Más abajo, un grupo de figuras humanas se agita en una zona más oscura y terrenal. Se distinguen personajes ataviados con hábitos religiosos, algunos sosteniendo objetos simbólicos como cruces o libros. Sus expresiones varían desde la devoción hasta la súplica, sugiriendo una petición o intercesión ante la divinidad representada arriba. En la parte inferior de la composición, se aprecia un grupo de figuras que parecen ser derrotadas o castigadas, con gestos de dolor y desesperación. Su presencia contrasta fuertemente con la alegría y el júbilo del cielo, estableciendo una clara dicotomía entre el bien y el mal, la salvación y el castigo.

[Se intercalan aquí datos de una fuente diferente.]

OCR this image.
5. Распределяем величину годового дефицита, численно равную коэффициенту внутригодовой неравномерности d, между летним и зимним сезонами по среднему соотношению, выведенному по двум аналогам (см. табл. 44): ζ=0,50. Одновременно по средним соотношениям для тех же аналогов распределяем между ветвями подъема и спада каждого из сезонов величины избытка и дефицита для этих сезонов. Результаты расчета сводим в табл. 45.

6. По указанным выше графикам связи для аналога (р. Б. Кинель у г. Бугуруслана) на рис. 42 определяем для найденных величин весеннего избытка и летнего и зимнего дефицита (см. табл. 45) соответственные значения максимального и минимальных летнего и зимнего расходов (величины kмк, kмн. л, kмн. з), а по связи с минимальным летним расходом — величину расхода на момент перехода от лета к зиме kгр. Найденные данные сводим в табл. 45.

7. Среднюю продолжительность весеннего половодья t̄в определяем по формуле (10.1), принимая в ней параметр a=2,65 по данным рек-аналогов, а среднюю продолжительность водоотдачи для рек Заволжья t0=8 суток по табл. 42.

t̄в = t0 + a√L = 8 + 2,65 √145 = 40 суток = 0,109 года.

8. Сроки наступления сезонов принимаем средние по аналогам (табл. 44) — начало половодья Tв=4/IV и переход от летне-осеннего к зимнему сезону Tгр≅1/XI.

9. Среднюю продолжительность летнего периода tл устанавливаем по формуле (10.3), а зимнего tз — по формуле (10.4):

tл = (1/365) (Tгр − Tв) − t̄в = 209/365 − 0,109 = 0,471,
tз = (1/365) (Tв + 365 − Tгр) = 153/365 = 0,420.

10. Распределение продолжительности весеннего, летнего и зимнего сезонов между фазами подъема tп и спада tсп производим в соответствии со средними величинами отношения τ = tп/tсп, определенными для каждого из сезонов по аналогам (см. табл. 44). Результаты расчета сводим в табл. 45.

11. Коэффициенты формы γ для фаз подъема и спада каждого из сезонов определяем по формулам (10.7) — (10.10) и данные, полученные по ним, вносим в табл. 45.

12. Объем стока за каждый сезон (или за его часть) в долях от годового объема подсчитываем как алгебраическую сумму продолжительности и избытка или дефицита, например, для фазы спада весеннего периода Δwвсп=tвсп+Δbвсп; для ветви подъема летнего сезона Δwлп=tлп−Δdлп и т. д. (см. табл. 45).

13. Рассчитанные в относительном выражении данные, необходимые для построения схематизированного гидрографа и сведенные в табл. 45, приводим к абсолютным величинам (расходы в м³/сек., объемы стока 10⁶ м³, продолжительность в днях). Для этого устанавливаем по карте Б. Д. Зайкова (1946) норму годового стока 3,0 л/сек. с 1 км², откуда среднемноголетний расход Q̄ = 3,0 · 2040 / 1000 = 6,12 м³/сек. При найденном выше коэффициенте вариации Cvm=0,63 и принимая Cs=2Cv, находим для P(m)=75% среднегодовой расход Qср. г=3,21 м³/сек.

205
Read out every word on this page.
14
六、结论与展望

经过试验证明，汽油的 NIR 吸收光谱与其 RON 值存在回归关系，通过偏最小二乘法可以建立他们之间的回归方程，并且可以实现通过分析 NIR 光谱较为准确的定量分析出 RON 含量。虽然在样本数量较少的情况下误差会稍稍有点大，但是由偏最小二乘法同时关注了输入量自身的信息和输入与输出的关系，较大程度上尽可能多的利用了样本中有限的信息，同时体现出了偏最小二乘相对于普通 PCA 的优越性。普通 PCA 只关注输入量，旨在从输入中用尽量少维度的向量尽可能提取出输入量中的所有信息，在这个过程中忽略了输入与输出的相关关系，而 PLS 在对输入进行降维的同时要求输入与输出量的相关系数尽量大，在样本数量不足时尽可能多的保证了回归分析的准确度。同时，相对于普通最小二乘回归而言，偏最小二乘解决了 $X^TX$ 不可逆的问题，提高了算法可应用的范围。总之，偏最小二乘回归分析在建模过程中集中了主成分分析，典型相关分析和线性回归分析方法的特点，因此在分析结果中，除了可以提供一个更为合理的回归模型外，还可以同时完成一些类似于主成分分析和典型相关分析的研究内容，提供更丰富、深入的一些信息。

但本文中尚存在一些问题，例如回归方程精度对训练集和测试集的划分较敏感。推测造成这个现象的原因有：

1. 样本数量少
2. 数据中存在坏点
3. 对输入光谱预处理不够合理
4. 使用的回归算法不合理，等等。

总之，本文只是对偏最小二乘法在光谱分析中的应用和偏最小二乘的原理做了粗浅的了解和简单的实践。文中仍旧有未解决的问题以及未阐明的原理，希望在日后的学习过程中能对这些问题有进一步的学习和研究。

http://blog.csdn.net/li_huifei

La composición es dinámica y teatral, con un uso magistral de la luz para crear profundidad y dramatismo. La perspectiva es ascendente, guiando la mirada del espectador hacia lo alto, enfatizando la idea de elevación espiritual y redención. El autor ha empleado una técnica que combina el realismo en los detalles de las figuras con una idealización de sus formas, buscando transmitir tanto la humanidad como la divinidad de los personajes representados.
Subyacentemente, la obra parece explorar temas de fe, redención, juicio final y la lucha entre el bien y el mal. La presencia de las figuras religiosas sugiere un contexto religioso específico, posiblemente relacionado con una orden o advocación particular. La disposición de los elementos en la composición invita a la reflexión sobre la fragilidad humana frente al poder divino y la esperanza de salvación que se ofrece a aquellos que buscan la gracia. El contraste entre la luz y la oscuridad refuerza esta idea, simbolizando el camino hacia la iluminación espiritual.